Spike tackles some impressive competition this week when the Esquimalt High Atom Smasher pits the robot against the best in the west.
Spike and his team will take centre stage a few times as more than 1,500 students, teachers, mentors, parents and robotics enthusiasts fill Save-On-Foods Memorial Centre for the FRC Pacific Regional competition.
“It’s the first time it’s going to happen in B.C… It’s going to be really exciting,” says Oak Bay resident Zachariah Mears, captain of the Esquimalt Atom Smashers team. “There’s going to be 32 teams each with their own big robot. We’re a rookie team so this is our first time doing it but there’s also going to be some more experienced teams and great people coming.”
The team have had six weeks to design, build, and program their 120 pound robot that competes at the FIRST Robotics Regional Championship this week.
“Our big goal is if we can win, we get to go to Houston (Texas) for the World Championships, but we’re just looking forward to having a lot of fun and seeing what other teams have come up with,” Zachariah says.
The Esquimalt High team came to be after a sponsor came forward, students pulled together to build a team. About half that team showed the robot off for the technology class at Zachariah’s alma mater Monterey Middle School on Friday. The team was allowed only to show off Spike, not work on the robot in advance of the competition. Spike is heavily 3-D printed.
Vaughn Scott of Esquimalt learned Java programming just to be part of the project.
“We had a mentor who actually helped us out wit the coding and what not,” Scott says, during the Monterey demonstration. “Some of it was quite advanced for us.”
It was an interesting learning experience, with a lot of trial and error, he said.
“It’s been a great learning experience for me, I’ve always been interested in programming but never actually got to program something physical,” Vaughn said. “It’s my first time actually seeing my programming do something and I love it. It’s one of those things where I write it all on the screen and t best it and watching it move is such a great experience. I know I did that, I wrote the code for that and the reason it’s moving is me.”
Though he’s quick to point out, there’s nothing to move without those who built Spike. It’s a total team effort with students from Grade 9 through 12 working together to tackle problems.
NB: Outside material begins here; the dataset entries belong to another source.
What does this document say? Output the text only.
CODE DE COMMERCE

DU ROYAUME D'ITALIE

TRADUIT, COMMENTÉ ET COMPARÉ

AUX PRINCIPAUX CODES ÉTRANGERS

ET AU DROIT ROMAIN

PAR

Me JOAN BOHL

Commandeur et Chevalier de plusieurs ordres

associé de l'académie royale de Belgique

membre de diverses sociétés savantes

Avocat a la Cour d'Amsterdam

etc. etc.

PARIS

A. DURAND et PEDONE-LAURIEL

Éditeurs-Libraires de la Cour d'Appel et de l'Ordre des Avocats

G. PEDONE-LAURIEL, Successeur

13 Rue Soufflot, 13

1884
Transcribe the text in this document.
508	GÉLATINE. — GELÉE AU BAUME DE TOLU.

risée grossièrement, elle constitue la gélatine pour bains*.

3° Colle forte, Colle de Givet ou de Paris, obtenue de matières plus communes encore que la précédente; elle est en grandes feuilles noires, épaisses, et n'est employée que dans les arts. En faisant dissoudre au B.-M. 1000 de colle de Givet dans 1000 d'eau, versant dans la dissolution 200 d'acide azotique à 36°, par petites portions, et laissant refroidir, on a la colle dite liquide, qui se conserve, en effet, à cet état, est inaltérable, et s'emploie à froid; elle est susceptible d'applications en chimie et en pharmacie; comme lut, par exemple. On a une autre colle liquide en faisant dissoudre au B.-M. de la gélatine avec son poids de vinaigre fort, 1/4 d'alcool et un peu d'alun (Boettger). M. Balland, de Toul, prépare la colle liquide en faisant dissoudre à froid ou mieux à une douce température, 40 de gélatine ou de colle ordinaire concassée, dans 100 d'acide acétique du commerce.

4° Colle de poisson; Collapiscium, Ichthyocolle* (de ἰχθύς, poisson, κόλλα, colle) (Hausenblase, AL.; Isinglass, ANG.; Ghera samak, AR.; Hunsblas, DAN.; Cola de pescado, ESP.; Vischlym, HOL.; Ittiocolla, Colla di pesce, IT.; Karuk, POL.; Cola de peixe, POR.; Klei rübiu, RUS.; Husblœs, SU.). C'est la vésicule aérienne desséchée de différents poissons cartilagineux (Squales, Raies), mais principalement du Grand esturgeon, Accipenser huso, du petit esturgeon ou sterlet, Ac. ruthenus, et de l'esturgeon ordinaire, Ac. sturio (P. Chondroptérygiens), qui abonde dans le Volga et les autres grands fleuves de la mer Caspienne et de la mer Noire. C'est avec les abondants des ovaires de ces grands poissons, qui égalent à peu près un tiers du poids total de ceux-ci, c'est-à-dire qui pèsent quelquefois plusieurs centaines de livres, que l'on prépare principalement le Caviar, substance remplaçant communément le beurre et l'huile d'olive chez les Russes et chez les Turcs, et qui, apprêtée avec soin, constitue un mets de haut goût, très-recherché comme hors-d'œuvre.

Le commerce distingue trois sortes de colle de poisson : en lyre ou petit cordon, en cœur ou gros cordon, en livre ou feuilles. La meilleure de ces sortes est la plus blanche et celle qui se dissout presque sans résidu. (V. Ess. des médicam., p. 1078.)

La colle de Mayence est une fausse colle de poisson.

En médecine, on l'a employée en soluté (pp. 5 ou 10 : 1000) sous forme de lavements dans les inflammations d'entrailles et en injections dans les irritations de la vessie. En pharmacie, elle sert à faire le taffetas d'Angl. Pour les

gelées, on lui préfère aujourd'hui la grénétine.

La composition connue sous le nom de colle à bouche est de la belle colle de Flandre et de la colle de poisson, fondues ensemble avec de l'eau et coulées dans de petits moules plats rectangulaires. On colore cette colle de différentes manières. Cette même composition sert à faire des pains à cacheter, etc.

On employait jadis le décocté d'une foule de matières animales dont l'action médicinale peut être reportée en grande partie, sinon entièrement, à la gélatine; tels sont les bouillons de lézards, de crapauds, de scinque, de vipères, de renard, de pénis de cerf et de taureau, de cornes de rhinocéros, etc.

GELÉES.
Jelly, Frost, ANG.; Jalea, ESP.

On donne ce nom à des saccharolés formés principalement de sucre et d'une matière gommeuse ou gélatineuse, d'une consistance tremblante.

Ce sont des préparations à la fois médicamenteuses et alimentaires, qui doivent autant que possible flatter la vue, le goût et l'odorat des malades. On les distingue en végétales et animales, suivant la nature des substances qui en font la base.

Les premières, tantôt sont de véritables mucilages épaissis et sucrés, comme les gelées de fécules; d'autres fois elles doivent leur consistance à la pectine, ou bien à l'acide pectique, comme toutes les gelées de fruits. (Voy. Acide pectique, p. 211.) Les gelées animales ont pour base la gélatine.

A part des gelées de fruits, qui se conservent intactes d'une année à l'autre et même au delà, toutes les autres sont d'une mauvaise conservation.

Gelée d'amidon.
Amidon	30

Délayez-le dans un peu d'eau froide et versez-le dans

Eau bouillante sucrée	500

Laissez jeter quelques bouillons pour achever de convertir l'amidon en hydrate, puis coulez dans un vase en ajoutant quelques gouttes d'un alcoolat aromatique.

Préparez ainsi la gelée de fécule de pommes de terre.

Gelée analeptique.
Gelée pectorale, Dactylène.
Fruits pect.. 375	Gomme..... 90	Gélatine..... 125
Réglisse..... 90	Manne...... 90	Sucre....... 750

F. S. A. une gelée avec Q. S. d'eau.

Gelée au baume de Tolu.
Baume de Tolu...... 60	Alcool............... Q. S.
“You make a lot of friends through it,” he said. “It’s a beautiful learning experience and a lot of fun.”
In a match, two alliances, teams of three robots face off for two minutes and 30 seconds with the first 15 seconds autonomous before a driver takes over to control each robot. The teams tackle a number of different challenges to earn points.
The FIRST Robotics Competition starts Thursday, March 15 at 10 a.m. and qualification matches to 5 p.m. Friday, March 16 opening ceremonies are at 8:30 a.m. with matches from 9 a.m. to 1 p.m. and 2 to 8 p.m. at Save-On-Foods Memorial Centre, 1925 Blanshard St. Teams from Belmont and Spectrum secondary schools will also compete against students from all over B.C. and Alberta, with international teams coming from as far as Mexico.